Très rapidement, les gringos prennent nettement l'avantage, sans avoir besoin de faire grand chose. Les colombiennes les dévorent du regard ou viennent les chercher pour danser. Certains latinos ont déjà le regard plongé dans leur verre d'aguardiente anisée, maudissant par exemple ce blondinet en marcel qui n'a comme charme que sa blondeur, et ses yeux clairs derrière son regard bovin. Que la vie semble injuste !

Mais d'autres y croient encore. Ils savent que le vent va tourner. Il finit toujours par tourner. Aussi clairs et grands que peuvent être ces nouveaux conquistadores, il y aura toujours dans la soirée ce moment où ils tomberont de leur piédestal. Il faut donc jouer contre la montre, éviter que trop de colombiennes aient disparues dans ces bras rougis par le soleil avant le moment tant attendu, en payant des tournées au bar par exemple.

Enfin, vient le moment de la revanche, il est minuit et le DJ cesse sa programmation internationale et envoie la salsa. La salsa, enfin. En un instant, tous ces fiers gringos sont perdus. Qu'est ce que c'est que ce rythme ? Ou est la basse ? Quel est le temps fort ? Comment ça se danse ? Ça à l'air compliqué ! Ils commencent à gigoter maladroitement, incapables de suivre les mouvements de plus en plus enthousiastes et sophistiqués des colombiennes.
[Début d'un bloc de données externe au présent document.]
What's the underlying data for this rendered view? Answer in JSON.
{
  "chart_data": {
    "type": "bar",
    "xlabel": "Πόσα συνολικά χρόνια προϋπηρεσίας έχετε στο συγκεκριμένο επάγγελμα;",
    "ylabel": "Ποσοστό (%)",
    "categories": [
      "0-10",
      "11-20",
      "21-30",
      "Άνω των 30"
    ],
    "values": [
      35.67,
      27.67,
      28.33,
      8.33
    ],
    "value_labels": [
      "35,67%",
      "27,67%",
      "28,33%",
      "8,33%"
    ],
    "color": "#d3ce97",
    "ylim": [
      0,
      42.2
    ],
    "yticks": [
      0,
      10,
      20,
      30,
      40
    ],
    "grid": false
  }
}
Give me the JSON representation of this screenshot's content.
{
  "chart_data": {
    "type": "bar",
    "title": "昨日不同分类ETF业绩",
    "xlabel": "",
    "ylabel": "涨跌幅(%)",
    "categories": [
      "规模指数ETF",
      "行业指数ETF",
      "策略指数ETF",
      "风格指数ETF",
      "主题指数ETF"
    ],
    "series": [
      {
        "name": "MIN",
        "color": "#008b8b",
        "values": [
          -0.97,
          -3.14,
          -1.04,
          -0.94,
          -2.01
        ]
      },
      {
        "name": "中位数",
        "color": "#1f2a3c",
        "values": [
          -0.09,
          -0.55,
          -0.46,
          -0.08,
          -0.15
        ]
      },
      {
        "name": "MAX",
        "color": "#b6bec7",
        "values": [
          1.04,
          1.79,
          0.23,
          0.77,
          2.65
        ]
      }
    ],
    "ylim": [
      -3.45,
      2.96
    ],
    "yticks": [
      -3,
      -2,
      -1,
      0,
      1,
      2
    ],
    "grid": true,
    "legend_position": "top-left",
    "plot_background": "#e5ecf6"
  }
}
C'est l'exode des gringos vers le bar, peinés, déboussolés, humiliés. La place est libre pour les salseros qui agrippent vigoureusement les mains et les hanches des jolies colombiennes, mettant à profit leur maîtrise de la clave. Car il y a une justice dans les clubs colombiens, et elle a la voix de Joe Arroyo.

Vite vite, cependant. Il ne faut pas trainer car dans deux heures, c'est le final ragga/dancehall et c'est chacun pour sa peau.